Gordon Richards

Personal information
- Date of birth: 23 October 1933
- Place of birth: Rhosllannerchrugog, Wrexham, Wales
- Date of death: 17 November 1993 (aged 60)
- Place of death: Johnstown, Wrexham, Wales
- Position: Winger

Youth career
- 1950–1952: Wrexham

Senior career*
- Years: Team / Apps / (Gls)
- 1952–1958: Wrexham / 96 / (24)
- 1958–1961: Chester / 74 / (16)
- 1961: GKN Sankey

= Gordon Richards (footballer) =

Welsh footballer

Gordon Richards (23 October 1933 – 17 November 1993) was a Welsh footballer.

==Playing career==
Richards joined Wrexham as an amateur in 1950 and turned professional two years later. He went on to play almost 100 league matches in the next six years with Wrexham, but by January 1958 he was allowed to move to local rivals Chester after losing his place in the side.

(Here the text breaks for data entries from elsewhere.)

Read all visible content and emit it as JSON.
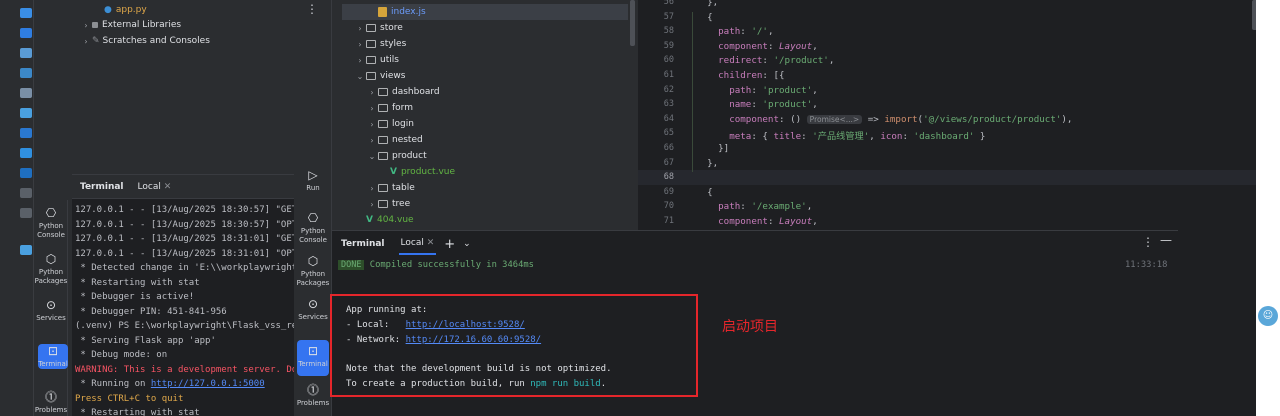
{
  "project_tree_top": {
    "app_file": "app.py",
    "external_libraries": "External Libraries",
    "scratches": "Scratches and Consoles"
  },
  "left_terminal": {
    "title": "Terminal",
    "tab": "Local",
    "lines": [
      {
        "text": "127.0.0.1 - - [13/Aug/2025 18:30:57] \"GET",
        "cls": ""
      },
      {
        "text": "127.0.0.1 - - [13/Aug/2025 18:30:57] \"OPT",
        "cls": ""
      },
      {
        "text": "127.0.0.1 - - [13/Aug/2025 18:31:01] \"GET",
        "cls": ""
      },
      {
        "text": "127.0.0.1 - - [13/Aug/2025 18:31:01] \"OPT",
        "cls": ""
      },
      {
        "text": " * Detected change in 'E:\\\\workplaywright",
        "cls": ""
      },
      {
        "text": " * Restarting with stat",
        "cls": ""
      },
      {
        "text": " * Debugger is active!",
        "cls": ""
      },
      {
        "text": " * Debugger PIN: 451-841-956",
        "cls": ""
      },
      {
        "text": "(.venv) PS E:\\workplaywright\\Flask_vss_re",
        "cls": ""
      },
      {
        "text": " * Serving Flask app 'app'",
        "cls": ""
      },
      {
        "text": " * Debug mode: on",
        "cls": ""
      },
      {
        "text": "WARNING: This is a development server. Do",
        "cls": "red"
      },
      {
        "text": " * Running on http://127.0.0.1:5000",
        "cls": ""
      },
      {
        "text": "Press CTRL+C to quit",
        "cls": "org"
      },
      {
        "text": " * Restarting with stat",
        "cls": ""
      }
    ]
  },
  "left_strip": [
    {
      "label": "Python Console",
      "icon": "python-console-icon"
    },
    {
      "label": "Python Packages",
      "icon": "packages-icon"
    },
    {
      "label": "Services",
      "icon": "services-icon"
    },
    {
      "label": "Terminal",
      "icon": "terminal-icon"
    },
    {
      "label": "Problems",
      "icon": "problems-icon"
    }
  ],
  "mid_strip": [
    {
      "label": "Run",
      "icon": "run-icon"
    },
    {
      "label": "Python Console",
      "icon": "python-console-icon"
    },
    {
      "label": "Python Packages",
      "icon": "packages-icon"
    },
    {
      "label": "Services",
      "icon": "services-icon"
    },
    {
      "label": "Terminal",
      "icon": "terminal-icon"
    },
    {
      "label": "Problems",
      "icon": "problems-icon"
    }
  ],
  "file_tree": [
    {
      "name": "index.js",
      "type": "js",
      "indent": 3,
      "arrow": "",
      "selected": true
    },
    {
      "name": "store",
      "type": "folder",
      "indent": 2,
      "arrow": "›",
      "selected": false
    },
    {
      "name": "styles",
      "type": "folder",
      "indent": 2,
      "arrow": "›",
      "selected": false
    },
    {
      "name": "utils",
      "type": "folder",
      "indent": 2,
      "arrow": "›",
      "selected": false
    },
    {
      "name": "views",
      "type": "folder",
      "indent": 2,
      "arrow": "⌄",
      "selected": false
    },
    {
      "name": "dashboard",
      "type": "folder",
      "indent": 3,
      "arrow": "›",
      "selected": false
    },
    {
      "name": "form",
      "type": "folder",
      "indent": 3,
      "arrow": "›",
      "selected": false
    },
    {
      "name": "login",
      "type": "folder",
      "indent": 3,
      "arrow": "›",
      "selected": false
    },
    {
      "name": "nested",
      "type": "folder",
      "indent": 3,
      "arrow": "›",
      "selected": false
    },
    {
      "name": "product",
      "type": "folder",
      "indent": 3,
      "arrow": "⌄",
      "selected": false
    },
    {
      "name": "product.vue",
      "type": "vue",
      "indent": 4,
      "arrow": "",
      "selected": false
    },
    {
      "name": "table",
      "type": "folder",
      "indent": 3,
      "arrow": "›",
      "selected": false
    },
    {
      "name": "tree",
      "type": "folder",
      "indent": 3,
      "arrow": "›",
      "selected": false
    },
    {
      "name": "404.vue",
      "type": "vue",
      "indent": 2,
      "arrow": "",
      "selected": false
    }
  ],
  "editor": {
    "line_numbers": [
      "56",
      "57",
      "58",
      "59",
      "60",
      "61",
      "62",
      "63",
      "64",
      "65",
      "66",
      "67",
      "68",
      "69",
      "70",
      "71"
    ],
    "lines": [
      "  },",
      "  {",
      "    path: '/',",
      "    component: Layout,",
      "    redirect: '/product',",
      "    children: [{",
      "      path: 'product',",
      "      name: 'product',",
      "      component: () ",
      "      meta: { title: '产品线管理', icon: 'dashboard' }",
      "    }]",
      "  },",
      "",
      "  {",
      "    path: '/example',",
      "    component: Layout,"
    ],
    "hint": "Promise<...>",
    "hint_after": " => import('@/views/product/product'),"
  },
  "bottom_terminal": {
    "title": "Terminal",
    "tab": "Local",
    "done_badge": "DONE",
    "compiled": "Compiled successfully in 3464ms",
    "time": "11:33:18",
    "app_running": "App running at:",
    "local_label": "- Local:   ",
    "local_url": "http://localhost:9528/",
    "network_label": "- Network: ",
    "network_url": "http://172.16.60.60:9528/",
    "note": "Note that the development build is not optimized.",
    "prod_prefix": "To create a production build, run ",
    "prod_cmd": "npm run build",
    "prod_suffix": "."
  },
  "annotation": "启动项目"
}
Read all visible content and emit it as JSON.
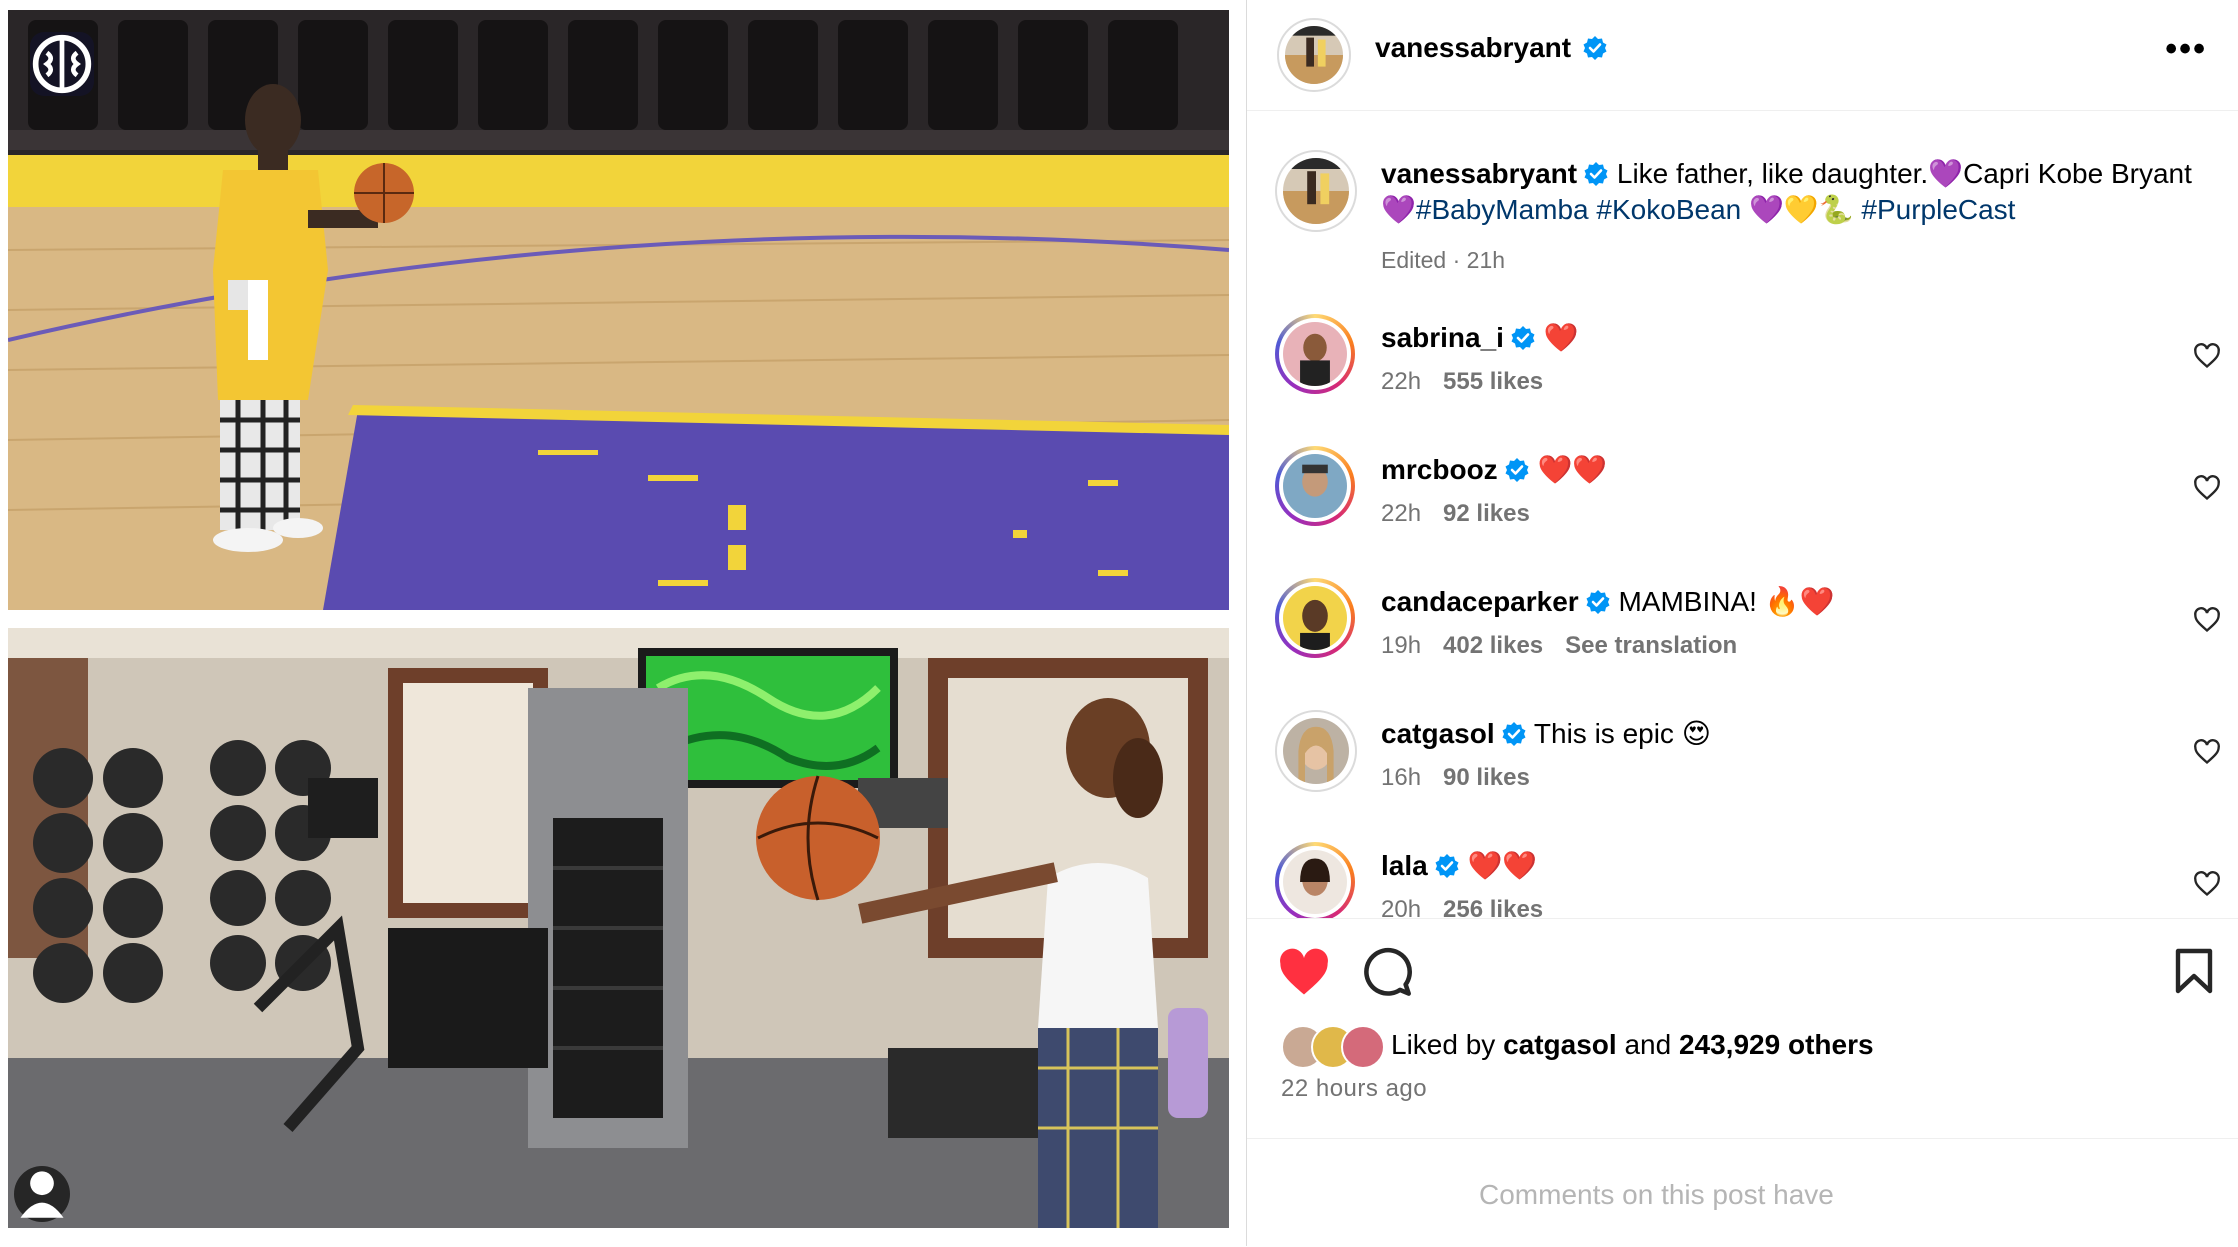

Often a tormenter of Chester's defence when playing against them, Richards helped repay his new employers by scoring on his debut in a 4–2 win against Southport. He played at Sealand Road until a knee injury forced him to leave professional football in 1961, going on to briefly play for GKN Sankey.

Away from football, Richards worked for United Gravel and then Bond Delivery until he took early retirement in 1989.